Os seguranças, todos da PM alagoana, são apontados como os autores materiais do crime. Ou seja, pelo menos um deles teria feito os disparos que mataram PC e Suzana. Os demais funcionários foram indiciados porque, segundo a polícia, prestaram falso testemunho. Augusto Farias é tido como o autor intelectual dos assassinatos. “Não há dúvida de que o deputado comandou toda a operação”, afirma o delegado Lessa. A decisão de indiciar o irmão de PC foi tomada 24 horas antes de o relatório de 37 páginas ser entregue à Justiça. Apesar de já dispor de todos os elementos, Lessa temia que eventuais pressões políticas pudessem atrapalhar o andamento do caso, bem como a ocorrência de possíveis retaliações. Na mesma quinta-feira, o juiz Alberto Jorge Correia Lima entregou o inquérito ao promotor Luiz Vasconcelos, que terá 15 dias para se manifestar. A tendência é de que ele denuncie os acusados e encaminhe o processo relativo ao deputado Augusto Farias à Procuradoria Geral da República. Para prosperar o processo contra o deputado será preciso a autorização da Câmara.

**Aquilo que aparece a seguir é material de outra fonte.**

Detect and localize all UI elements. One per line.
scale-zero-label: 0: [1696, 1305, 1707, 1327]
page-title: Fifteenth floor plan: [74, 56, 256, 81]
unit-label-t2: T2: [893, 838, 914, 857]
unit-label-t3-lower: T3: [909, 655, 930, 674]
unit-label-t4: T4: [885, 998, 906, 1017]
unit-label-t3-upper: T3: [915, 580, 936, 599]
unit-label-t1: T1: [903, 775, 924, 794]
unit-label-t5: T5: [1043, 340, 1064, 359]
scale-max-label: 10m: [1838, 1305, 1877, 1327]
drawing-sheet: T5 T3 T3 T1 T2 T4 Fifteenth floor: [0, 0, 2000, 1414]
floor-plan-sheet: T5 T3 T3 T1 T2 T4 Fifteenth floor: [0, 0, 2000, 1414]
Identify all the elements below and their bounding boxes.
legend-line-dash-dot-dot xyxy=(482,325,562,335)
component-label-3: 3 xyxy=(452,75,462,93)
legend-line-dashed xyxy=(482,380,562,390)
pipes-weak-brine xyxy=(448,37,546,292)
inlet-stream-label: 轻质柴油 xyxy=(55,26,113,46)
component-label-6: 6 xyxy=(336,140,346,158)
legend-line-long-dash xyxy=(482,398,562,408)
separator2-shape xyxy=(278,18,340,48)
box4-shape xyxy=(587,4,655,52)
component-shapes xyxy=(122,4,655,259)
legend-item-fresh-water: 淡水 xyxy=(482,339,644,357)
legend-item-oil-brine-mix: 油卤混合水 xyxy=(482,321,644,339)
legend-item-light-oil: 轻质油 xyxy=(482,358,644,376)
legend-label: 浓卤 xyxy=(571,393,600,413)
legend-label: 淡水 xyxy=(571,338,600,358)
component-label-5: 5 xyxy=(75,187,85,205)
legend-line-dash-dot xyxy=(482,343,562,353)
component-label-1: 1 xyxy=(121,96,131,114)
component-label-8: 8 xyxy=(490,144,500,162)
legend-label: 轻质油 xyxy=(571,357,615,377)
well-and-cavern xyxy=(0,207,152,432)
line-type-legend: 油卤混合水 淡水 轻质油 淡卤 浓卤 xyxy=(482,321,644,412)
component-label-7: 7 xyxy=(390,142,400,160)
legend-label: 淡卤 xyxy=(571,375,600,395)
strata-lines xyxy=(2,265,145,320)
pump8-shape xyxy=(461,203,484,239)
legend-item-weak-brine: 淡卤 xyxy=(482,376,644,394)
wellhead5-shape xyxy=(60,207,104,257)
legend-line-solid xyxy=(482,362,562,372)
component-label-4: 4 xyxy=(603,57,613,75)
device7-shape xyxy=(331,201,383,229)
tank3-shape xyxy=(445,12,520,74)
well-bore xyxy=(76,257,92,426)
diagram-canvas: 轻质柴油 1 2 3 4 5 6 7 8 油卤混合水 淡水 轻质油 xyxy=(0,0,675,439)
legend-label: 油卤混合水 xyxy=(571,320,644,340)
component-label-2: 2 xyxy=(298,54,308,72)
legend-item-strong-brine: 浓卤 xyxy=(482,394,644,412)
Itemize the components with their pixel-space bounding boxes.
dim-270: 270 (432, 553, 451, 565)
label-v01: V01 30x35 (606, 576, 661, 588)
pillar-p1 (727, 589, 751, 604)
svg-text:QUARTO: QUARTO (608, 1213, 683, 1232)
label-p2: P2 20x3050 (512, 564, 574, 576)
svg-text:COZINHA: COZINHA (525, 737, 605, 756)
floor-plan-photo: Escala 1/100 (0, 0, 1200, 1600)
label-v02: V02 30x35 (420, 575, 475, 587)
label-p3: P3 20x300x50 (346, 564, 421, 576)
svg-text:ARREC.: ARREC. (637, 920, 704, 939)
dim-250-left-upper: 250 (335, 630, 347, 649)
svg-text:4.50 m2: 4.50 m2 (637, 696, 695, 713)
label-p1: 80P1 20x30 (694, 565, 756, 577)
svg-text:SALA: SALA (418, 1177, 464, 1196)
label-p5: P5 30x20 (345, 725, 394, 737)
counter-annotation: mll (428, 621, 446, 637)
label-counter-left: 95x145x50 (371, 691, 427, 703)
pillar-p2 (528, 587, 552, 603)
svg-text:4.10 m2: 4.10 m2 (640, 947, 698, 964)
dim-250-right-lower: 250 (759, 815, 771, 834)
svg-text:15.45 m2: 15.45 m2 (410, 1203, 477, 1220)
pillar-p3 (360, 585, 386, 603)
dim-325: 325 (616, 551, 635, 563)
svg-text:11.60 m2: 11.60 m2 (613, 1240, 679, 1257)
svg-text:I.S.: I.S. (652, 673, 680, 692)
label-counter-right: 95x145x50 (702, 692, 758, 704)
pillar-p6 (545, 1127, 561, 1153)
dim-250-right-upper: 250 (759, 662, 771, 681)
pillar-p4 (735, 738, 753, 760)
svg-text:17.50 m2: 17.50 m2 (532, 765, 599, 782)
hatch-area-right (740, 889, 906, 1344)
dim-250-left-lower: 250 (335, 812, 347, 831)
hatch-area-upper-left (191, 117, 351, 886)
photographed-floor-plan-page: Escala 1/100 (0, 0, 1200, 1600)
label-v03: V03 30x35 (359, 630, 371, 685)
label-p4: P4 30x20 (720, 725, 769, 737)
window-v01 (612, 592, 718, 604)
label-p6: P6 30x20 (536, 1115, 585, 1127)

O comportamento do irmão de PC durante as investigações e os depoimentos de três testemunhas foram fundamentais para seu indiciamento. Desde que os corpos de PC e Suzana foram descobertos, Augusto defendeu a tese do crime passional. Ele menosprezou qualquer investigação que pudesse apontar outro caminho e contratou advogados para acompanhar os depoimentos de todos os que estavam na casa na noite do crime. “Não é comum que uma pessoa proteja aqueles que são suspeitos de matar seu próprio irmão”, diz o delegado Andrade.” As três testemunhas que apontaram a motivação do crime e provocaram a acusação formal de Augusto chegaram ao inquérito através de reportagens feitas por ISTOÉ nos últimos dois meses. A vidente e confidente de PC, Amira Lépore, e as duas irmãs de Elma Farias – mulher do empresário -, Élia e Eônia Pereira Bezerra, disseram que, meses antes do crime, Augusto havia se aliado a antigos testas-de-ferro de PC e brigava com o irmão pelo controle do dinheiro do ex-tesoureiro de Fernando Collor. Segundo elas, o deputado estaria se recusando a repassar para PC o comando perdido durante sua fuga e prisão.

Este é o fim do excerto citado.